Over its second weekend in theaters, Showman took in a comparatively robust $15.5 million; in its third, $13.7 million. And at a stage where most movies see attendance drop off a cliff, Showman showed surprising staying power, demonstrating only incremental audience declines week by week into its second month in theaters. The soundtrack, meanwhile, shot to the top of the pop charts in the U.S., the U.K., and Australia, hitting No. 1 at iTunes in 75 countries, and picking up a gold RIAA certification along the way. Its breakout anthem “This Is Me” (sung by Keala Settle) also won a Golden Globe and is currently in the running for a Best Original Song Oscar.

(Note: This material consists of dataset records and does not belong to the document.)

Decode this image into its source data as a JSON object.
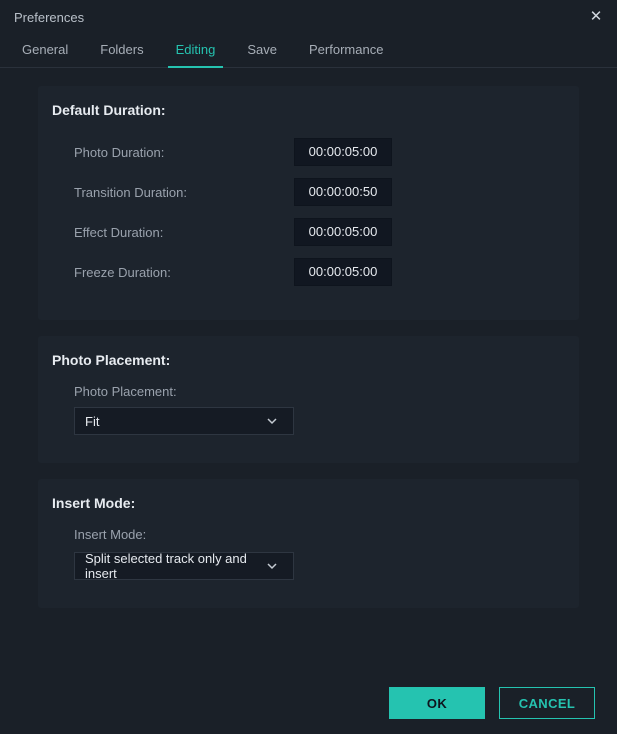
{
  "window": {
    "title": "Preferences"
  },
  "tabs": [
    {
      "label": "General"
    },
    {
      "label": "Folders"
    },
    {
      "label": "Editing"
    },
    {
      "label": "Save"
    },
    {
      "label": "Performance"
    }
  ],
  "sections": {
    "default_duration": {
      "title": "Default Duration:",
      "rows": [
        {
          "label": "Photo Duration:",
          "value": "00:00:05:00"
        },
        {
          "label": "Transition Duration:",
          "value": "00:00:00:50"
        },
        {
          "label": "Effect Duration:",
          "value": "00:00:05:00"
        },
        {
          "label": "Freeze Duration:",
          "value": "00:00:05:00"
        }
      ]
    },
    "photo_placement": {
      "title": "Photo Placement:",
      "label": "Photo Placement:",
      "value": "Fit"
    },
    "insert_mode": {
      "title": "Insert Mode:",
      "label": "Insert Mode:",
      "value": "Split selected track only and insert"
    }
  },
  "footer": {
    "ok": "OK",
    "cancel": "CANCEL"
  }
}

Now in its tenth week in theaters, the $84 million movie has grossed an impressive $146 million domestically ($314 million worldwide) to become one of the rare slow-burn cinematic successes in recent memory. “It’s just keeps going and going,” says Paul Dergarabedian, senior media analyst for comScore. “The weekend drops were like 11 percent, nine percent, 15 percent, 10 percent. That is almost unheard of for any movie. The sustained interest that audiences have had in this movie kept it afloat and kept it going and made it one of the unsung heroes of the holiday box-office season.”
As Erik Davis, managing editor at Fandango, points out, the movie was something of an outlier: a live-action, family-friendly film with a life-affirming message that wasn’t specifically aimed at a faith-based audience and that was (for concerned parents) refreshingly free of the kind of bathroom humor or sexual innuendo that typically accompanies PG-13-rated fare. “After its first week at the box office, the user reviews on Fandango were ecstatic, with mostly five-star ratings,” says Davis. “The great word of mouth spread quickly and The Greatest Showman ended up as one of our top ticket sellers through the holidays.”
So what can other movies (or at the very least, their studio distributors and marketers) learn from Showman’s underdog path to the kingdom of sleeper hits? In a crowded multiplex marketplace, how can other films duplicate the movie’s success? In a word (perhaps Hollywood’s least favorite word): patience. Positioned as counter-programming to the winter movie season’s barrage of popcorn and prestige fare, Showman arrived in theaters as the cinematic version of neither fish nor fowl; what studio executives described internally as a “special movie.” But even after the bad reviews and lackluster opening, they continued to push the film, organizing “Sing-along” screenings — videoke-style events where lyrics to the songs were flashed onscreen and audience members joined in the performance. And that helped perpetuate word-of-mouth buzz.
More crucially, though, exit polls convinced execs not to give up on Showman even while moviegoers flocked to The Last Jedi and Jumanji. “You have to know your content. You have to be confident in having something that audiences will embrace,” Aronson says. “I liken it to a fine bottle of wine. You gotta let it breathe. If you do, the better it gets. But if you pour it all out, ‘Eh, it’s okay.’ Then it’s gone. Let it breathe; then you savor it.”